Buying the right one/s
As discussed above, extension tubes are relatively simple devices. The absence of optical elements means that image quality is exactly the same regardless of the price and the brand of the tubes. As always, pricier sets do have advantages like better build quality and tighter tolerances. Most notably, though, what differentiates the basic and the more sophisticated versions is the presence of electrical contacts for lens control. If you are planning to use a modern electronically controlled lens that does not have an aperture ring this is essential. These lenses usually stay wide open when disconnected from the camera, severely limiting your control over exposure and depth of field.
Another thing to be aware of is build quality and fit.

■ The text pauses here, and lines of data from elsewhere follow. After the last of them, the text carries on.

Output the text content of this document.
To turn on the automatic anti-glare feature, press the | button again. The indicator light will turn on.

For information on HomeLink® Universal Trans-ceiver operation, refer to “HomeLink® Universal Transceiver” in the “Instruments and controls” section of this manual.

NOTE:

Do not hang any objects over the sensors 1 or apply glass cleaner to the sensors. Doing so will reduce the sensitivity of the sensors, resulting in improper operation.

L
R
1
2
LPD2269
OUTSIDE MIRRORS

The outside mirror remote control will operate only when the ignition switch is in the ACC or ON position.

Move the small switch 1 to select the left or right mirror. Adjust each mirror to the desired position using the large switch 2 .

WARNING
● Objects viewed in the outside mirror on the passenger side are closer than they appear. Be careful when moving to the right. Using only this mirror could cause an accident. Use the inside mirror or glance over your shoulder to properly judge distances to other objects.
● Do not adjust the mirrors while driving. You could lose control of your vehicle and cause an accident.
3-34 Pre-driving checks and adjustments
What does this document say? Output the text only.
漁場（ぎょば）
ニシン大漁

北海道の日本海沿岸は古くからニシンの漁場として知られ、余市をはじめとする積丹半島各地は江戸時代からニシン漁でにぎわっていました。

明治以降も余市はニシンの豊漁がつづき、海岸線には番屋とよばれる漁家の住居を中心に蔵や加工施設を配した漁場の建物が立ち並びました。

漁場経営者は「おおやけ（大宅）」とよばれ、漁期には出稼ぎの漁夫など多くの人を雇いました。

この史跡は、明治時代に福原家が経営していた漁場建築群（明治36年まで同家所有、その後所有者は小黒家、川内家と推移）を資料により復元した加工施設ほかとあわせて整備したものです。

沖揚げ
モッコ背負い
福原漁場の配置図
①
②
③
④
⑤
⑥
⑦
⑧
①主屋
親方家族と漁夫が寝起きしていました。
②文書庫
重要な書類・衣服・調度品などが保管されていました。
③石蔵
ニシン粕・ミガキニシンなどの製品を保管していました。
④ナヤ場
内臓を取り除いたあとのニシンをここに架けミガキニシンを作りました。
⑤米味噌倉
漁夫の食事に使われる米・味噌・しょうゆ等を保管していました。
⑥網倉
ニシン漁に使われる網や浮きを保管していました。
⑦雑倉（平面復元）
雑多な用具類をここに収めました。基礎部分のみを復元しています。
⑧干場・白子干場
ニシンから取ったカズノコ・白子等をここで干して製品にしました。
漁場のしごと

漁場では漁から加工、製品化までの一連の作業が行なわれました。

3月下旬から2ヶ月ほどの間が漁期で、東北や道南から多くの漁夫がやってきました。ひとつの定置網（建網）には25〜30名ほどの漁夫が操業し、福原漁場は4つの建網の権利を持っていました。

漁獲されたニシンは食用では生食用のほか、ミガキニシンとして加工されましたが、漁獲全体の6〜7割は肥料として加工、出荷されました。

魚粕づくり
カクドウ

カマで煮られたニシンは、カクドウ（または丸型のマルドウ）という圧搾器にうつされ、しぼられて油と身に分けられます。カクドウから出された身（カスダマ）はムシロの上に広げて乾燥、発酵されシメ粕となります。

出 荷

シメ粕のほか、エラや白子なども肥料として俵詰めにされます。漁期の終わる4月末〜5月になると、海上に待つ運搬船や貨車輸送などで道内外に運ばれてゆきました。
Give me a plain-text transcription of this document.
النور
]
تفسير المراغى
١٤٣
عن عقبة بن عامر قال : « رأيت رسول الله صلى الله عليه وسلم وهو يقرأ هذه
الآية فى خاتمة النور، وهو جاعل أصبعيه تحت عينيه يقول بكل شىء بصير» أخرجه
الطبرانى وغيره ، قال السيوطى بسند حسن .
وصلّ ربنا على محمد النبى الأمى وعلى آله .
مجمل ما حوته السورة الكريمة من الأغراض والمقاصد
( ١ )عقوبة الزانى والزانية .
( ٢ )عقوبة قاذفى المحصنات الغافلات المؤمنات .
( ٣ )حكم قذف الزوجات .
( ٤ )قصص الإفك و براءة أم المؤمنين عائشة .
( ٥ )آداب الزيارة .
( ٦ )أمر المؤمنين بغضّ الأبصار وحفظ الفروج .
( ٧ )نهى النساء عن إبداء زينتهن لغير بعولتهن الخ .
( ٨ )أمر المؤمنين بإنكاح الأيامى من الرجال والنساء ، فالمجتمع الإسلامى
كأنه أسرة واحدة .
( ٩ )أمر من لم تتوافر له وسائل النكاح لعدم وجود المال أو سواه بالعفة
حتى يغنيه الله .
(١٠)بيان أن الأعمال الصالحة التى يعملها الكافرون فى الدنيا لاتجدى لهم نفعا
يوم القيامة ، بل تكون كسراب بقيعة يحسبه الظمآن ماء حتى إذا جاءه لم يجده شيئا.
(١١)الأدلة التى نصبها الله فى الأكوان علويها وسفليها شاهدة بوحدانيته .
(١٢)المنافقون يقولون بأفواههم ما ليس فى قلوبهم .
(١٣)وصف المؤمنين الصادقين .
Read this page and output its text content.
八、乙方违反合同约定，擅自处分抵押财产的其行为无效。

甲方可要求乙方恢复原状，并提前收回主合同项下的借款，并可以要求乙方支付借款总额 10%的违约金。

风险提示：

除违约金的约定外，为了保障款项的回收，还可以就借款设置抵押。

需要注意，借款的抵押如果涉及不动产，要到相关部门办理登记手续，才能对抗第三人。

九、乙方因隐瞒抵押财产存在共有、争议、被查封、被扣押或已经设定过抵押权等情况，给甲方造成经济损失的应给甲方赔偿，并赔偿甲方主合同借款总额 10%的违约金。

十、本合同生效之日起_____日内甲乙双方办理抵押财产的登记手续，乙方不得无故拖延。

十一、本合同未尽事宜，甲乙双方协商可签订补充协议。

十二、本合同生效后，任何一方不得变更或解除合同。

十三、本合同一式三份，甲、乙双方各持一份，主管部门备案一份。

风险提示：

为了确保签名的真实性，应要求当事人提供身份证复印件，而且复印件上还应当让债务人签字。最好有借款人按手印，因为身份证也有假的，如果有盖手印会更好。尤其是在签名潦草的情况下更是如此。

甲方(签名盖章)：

If buying a more budget-friendly set, make sure to read reviews and user feedback before purchase. Low-quality extension tubes might not mount or lock properly, which can result in jamming or detachment of the lens when you least expect it. When mounting a new extension tube always check whether the lock-pins in both the camera and the tube engage properly to prevent unwanted detachment.
Extension Tubes Q&A
Can I use extension tubes with a zoom lens?
Yes, extension tubes can be used with any lens – prime or zoom, long or wide-angle. As discussed above, however, some lenses are better suited to use with extension tubes than others.
What is the difference between a teleconverter and an extension tube?
While both devices look similar and are identically mounted between a lens and camera body, they are quite different in their functions. A teleconverter uses an optical element magnify the image the lens projects, effectively simulating a longer focal length. You can still focus at infinity with a teleconverter.
An extension tube, on the other hand, has no optical elements. In fact, it’s just a hollow tube. An extension tube simply increases the distance between the lens and the sensor or film, thus allowing the lens to be focused closer than it’s normal minimum. You cannot focus at infinity with an extension tube.
Do extension tubes reduce image quality?
Lens extension tubes have no optical elements, so they do not alter the quality of the image projected by the lens in any way. However, with an extension tube you are, put simply, taking a part of the image and stretching it. Doing this, you might start to observe lens defects that were not previously visible.